Concordo plenamente com todos os termos do texto deste excelente post. Não sei de onde tiveram a ideia de fazer essa nova resolução, mas é bem possível que inspirada no modelo americano. Porém, se seguíssemos à risca o modelo americano, eu poderia concordar com a resolução. Ou mesmo o alemão, em que uma "simples" doação de sangue para pesquisa deve ser paga ao voluntário diretamente em sua conta bancária. Aí, talvez tivéssemos que nos preocupar menos. Mas estamos num país em que os "ganhos" (se é que podemos falar em lucro, não falando apenas dos ganhos científicos) estão longe dos modelos americano ou alemão (acrescente-se aí os impostos, e as perdas com tarifas alfandegárias e meses de espera por um reagente importado que, quando chega, muitas vezes está vencido ou inutilizado, pelo calor ou diversos outros motivos). No Brasil, é proibido pagar ao paciente que doe qualquer amostra que seja, o que talvez seja importante para inibir o tráfico de órgãos (?). Se é esse o real motivo, não sei. Só sei que tenho medo do que pode vir por aí para os pesquisadores. É hora de pressionar o Romário no Congresso Nacional, o único deputado que parece se importar com pesquisa e saúde pública, ao que me parece...

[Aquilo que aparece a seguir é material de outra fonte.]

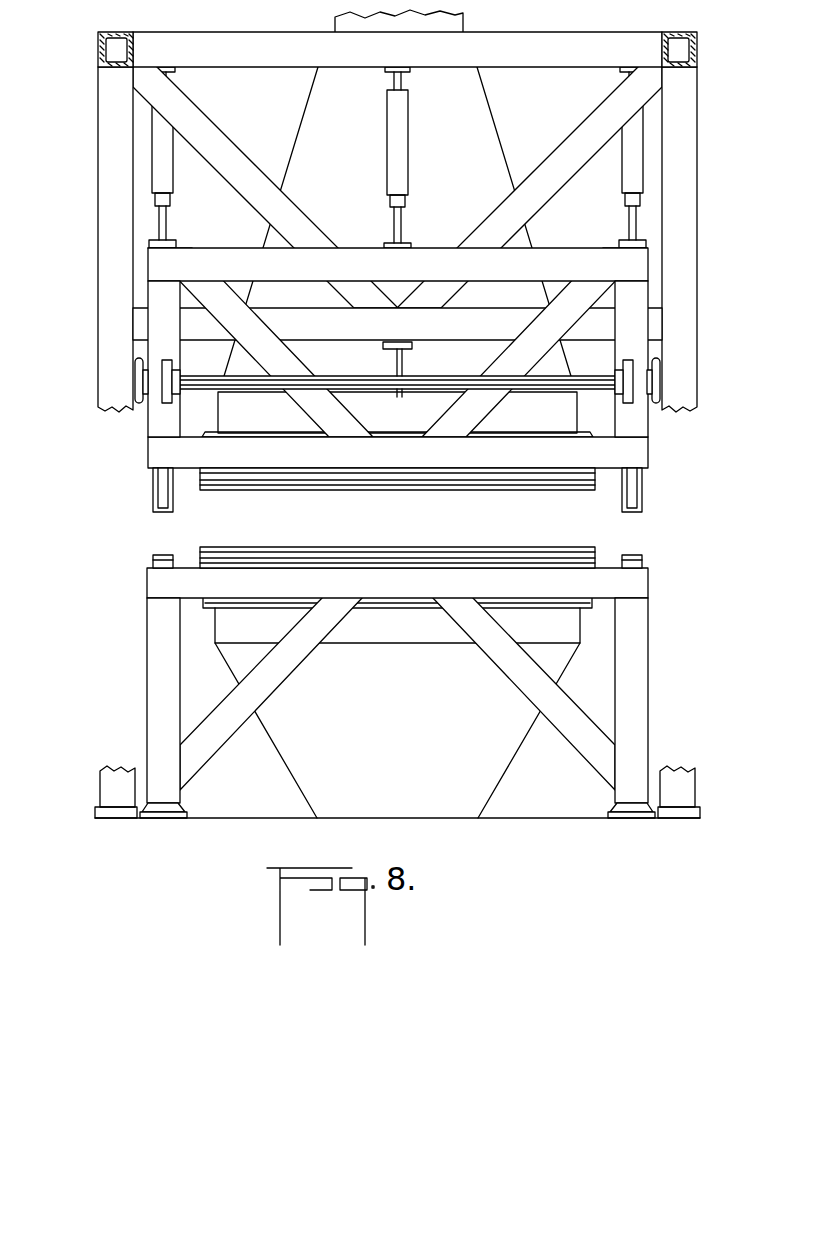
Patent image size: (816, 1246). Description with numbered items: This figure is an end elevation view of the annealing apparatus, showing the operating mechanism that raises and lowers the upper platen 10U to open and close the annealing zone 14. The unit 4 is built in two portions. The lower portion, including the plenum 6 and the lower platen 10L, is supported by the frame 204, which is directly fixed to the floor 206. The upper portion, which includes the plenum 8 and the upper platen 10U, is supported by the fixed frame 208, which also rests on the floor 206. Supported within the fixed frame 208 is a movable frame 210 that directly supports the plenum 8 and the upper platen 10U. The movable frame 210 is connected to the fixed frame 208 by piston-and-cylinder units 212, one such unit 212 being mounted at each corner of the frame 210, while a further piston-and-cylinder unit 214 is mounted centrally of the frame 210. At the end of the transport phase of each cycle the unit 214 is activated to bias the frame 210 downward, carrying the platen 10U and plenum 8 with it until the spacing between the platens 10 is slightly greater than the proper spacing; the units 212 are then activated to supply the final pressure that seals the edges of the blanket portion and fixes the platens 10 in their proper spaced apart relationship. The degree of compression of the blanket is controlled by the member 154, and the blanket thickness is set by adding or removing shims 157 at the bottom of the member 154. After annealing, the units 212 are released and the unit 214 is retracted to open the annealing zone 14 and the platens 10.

The unit 4 is at (128, 484).
The plenum 6 is at (400, 704).
The plenum 8 is at (455, 176).
The platens 10 is at (407, 518).
The upper platen 10U is at (545, 492).
The lower platen 10L is at (530, 551).
The annealing zone 14 is at (410, 532).
The member 154 is at (175, 507).
The shims 157 is at (153, 562).
The frame 204 is at (158, 660).
The floor 206 is at (221, 820).
The fixed frame 208 is at (543, 43).
The movable frame 210 is at (202, 258).
The piston-and-cylinder units 212 is at (173, 182).
The piston-and-cylinder unit 214 is at (388, 128).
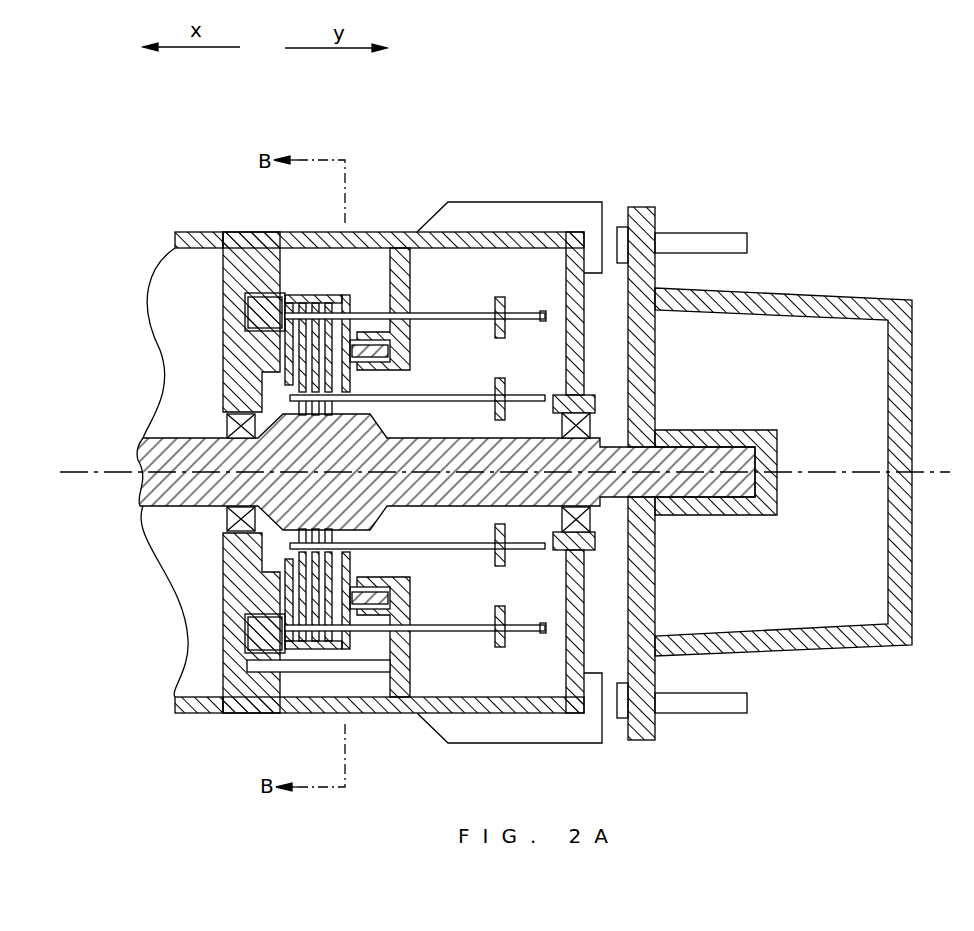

ResponderExcluirCristina e Paulo, meus parabéns pelo texto claro e objetivo a respeito dessa questão. A comunidade científica está cada vez mais encurralada pelo número de leis que inviabilizam a pesquisa desenvolvida no país. Não sei até quando vamos suportar.
ResponderExcluirSua visão é apenas como pesquisador, mas não como participante da pesquisa. Assim com em um contrato há os direitos e deveres de ambas partes, como também multas para quem o quebrar, toda a garantia do participante deve ser clara e transparente no termo que ele assina em participar.